Akram Boukai, University of California - Berkeley

If the entire Arabian Peninsula were a swimming pool of oil 1 meter deep, its oil supply would be exhausted in 600 years at the current rate of oil consumption.  In comparison, the world’s largest oil field, in Saudi Arabia, would be completely depleted of oil in only 2 years, if it were the world’s only source of oil.  Clearly an energy economy that depends solely on oil and coal is not sustainable in the long term especially if global warming concerns are to be believed.  Fortunately, the sun can provide all of earth’s energy needs and has a nearly inexhaustible supply of energy that will endure for over 1.5 billion years.  Thermoelectrics and photovoltaics are able to utilize the sun’s energy and do not pollute.

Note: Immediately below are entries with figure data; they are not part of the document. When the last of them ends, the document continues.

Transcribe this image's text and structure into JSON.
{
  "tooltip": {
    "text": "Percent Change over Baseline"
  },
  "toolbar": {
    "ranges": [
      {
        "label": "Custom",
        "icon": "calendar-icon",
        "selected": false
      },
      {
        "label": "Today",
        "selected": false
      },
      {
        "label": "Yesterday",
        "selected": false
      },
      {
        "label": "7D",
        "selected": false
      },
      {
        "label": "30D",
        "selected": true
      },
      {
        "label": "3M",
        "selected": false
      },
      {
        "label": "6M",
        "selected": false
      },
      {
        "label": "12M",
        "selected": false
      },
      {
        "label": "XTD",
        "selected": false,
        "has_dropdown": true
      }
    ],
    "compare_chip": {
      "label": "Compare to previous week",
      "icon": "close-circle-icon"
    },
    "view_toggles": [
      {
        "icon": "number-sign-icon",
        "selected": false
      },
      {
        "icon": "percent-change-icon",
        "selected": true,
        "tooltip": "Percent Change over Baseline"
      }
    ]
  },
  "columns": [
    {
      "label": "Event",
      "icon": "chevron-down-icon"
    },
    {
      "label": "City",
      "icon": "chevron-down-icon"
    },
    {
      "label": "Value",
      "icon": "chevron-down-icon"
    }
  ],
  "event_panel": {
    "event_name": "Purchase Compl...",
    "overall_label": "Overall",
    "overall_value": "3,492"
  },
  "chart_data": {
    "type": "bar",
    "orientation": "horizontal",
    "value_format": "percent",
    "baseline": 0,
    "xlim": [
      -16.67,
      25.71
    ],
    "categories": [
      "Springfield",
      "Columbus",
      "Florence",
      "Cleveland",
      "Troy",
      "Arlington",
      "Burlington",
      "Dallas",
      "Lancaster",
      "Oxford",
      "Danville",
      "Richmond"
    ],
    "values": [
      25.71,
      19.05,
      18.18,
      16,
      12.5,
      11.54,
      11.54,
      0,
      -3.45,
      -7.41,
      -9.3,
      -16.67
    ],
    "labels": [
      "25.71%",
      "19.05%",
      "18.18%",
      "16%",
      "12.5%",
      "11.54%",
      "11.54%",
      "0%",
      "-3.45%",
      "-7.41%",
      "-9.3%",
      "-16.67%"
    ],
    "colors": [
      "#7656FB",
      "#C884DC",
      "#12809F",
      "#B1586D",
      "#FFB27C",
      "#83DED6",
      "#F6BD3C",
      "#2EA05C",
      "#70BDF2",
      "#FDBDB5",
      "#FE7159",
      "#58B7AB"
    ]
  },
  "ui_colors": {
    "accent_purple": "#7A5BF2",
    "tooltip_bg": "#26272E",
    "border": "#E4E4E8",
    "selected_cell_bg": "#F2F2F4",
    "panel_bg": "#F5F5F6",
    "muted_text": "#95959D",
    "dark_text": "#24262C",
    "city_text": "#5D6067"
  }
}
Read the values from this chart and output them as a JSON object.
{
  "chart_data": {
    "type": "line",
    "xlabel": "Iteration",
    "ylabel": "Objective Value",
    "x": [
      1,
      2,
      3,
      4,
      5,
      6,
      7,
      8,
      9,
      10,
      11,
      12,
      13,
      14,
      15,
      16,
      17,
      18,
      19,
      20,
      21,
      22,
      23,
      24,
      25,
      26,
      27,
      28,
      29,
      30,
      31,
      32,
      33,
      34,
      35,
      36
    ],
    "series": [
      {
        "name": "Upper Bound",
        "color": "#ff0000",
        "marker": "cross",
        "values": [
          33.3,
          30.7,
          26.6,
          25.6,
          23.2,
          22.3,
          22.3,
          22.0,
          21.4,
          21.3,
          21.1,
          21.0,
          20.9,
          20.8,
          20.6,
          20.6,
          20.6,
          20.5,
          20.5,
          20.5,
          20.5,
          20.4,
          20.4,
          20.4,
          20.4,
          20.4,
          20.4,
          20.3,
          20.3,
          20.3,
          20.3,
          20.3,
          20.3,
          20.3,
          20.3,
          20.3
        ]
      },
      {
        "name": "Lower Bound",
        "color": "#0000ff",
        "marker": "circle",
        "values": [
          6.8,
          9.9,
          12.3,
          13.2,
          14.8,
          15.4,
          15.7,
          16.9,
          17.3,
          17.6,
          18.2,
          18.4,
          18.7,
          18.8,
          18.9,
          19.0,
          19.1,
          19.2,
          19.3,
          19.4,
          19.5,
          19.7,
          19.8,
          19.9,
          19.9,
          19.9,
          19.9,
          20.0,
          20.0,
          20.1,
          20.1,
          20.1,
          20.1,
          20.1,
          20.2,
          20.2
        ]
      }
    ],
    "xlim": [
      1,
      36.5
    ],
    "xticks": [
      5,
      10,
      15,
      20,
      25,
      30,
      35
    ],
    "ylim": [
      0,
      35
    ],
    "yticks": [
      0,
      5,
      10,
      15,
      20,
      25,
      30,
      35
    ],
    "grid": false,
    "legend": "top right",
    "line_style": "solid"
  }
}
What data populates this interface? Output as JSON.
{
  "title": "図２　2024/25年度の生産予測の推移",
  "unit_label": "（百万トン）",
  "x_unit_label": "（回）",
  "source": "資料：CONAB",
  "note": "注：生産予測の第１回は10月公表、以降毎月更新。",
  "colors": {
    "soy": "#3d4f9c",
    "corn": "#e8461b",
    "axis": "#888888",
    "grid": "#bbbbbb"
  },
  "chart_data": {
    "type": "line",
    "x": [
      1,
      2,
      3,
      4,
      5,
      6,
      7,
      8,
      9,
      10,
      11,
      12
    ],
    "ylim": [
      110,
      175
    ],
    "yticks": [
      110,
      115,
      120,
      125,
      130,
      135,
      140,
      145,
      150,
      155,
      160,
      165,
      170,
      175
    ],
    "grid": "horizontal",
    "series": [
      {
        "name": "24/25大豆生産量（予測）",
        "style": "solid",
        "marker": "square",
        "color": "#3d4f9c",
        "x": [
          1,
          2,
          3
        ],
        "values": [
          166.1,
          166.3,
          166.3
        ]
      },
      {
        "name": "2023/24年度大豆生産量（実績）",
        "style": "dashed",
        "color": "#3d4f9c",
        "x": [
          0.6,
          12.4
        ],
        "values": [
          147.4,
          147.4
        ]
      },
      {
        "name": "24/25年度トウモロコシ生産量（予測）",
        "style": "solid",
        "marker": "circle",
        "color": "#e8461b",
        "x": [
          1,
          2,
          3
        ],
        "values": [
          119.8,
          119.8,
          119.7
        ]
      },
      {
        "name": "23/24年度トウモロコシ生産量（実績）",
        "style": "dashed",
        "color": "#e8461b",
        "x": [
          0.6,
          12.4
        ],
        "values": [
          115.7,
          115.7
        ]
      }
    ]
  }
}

Thermoelectrics and photovoltaics utilize temperature differences and photons to provide a constant source of DC power respectively.  Their main drawback is their high cost and low efficiency when compared to oil and coal.  In the first part of my talk, I will discuss recent successes we made in increasing the efficiency of a silicon-based thermoelectric device.  We observed a 100-fold improvement in efficiency using silicon nanowires over bulk.  The improvements originate from phonon effects at the nanoscale.  In the second part of my talk, I will discuss our recent work on low cost photovoltaics.  I will show how improvements in the collection of photogenerated carriers will allow for efficient photovoltaics based on metallurgical-grade silicon.  These devices will have comparable efficiencies to those of high-purity silicon photovoltaics but will be cheap as sand figuratively and literally.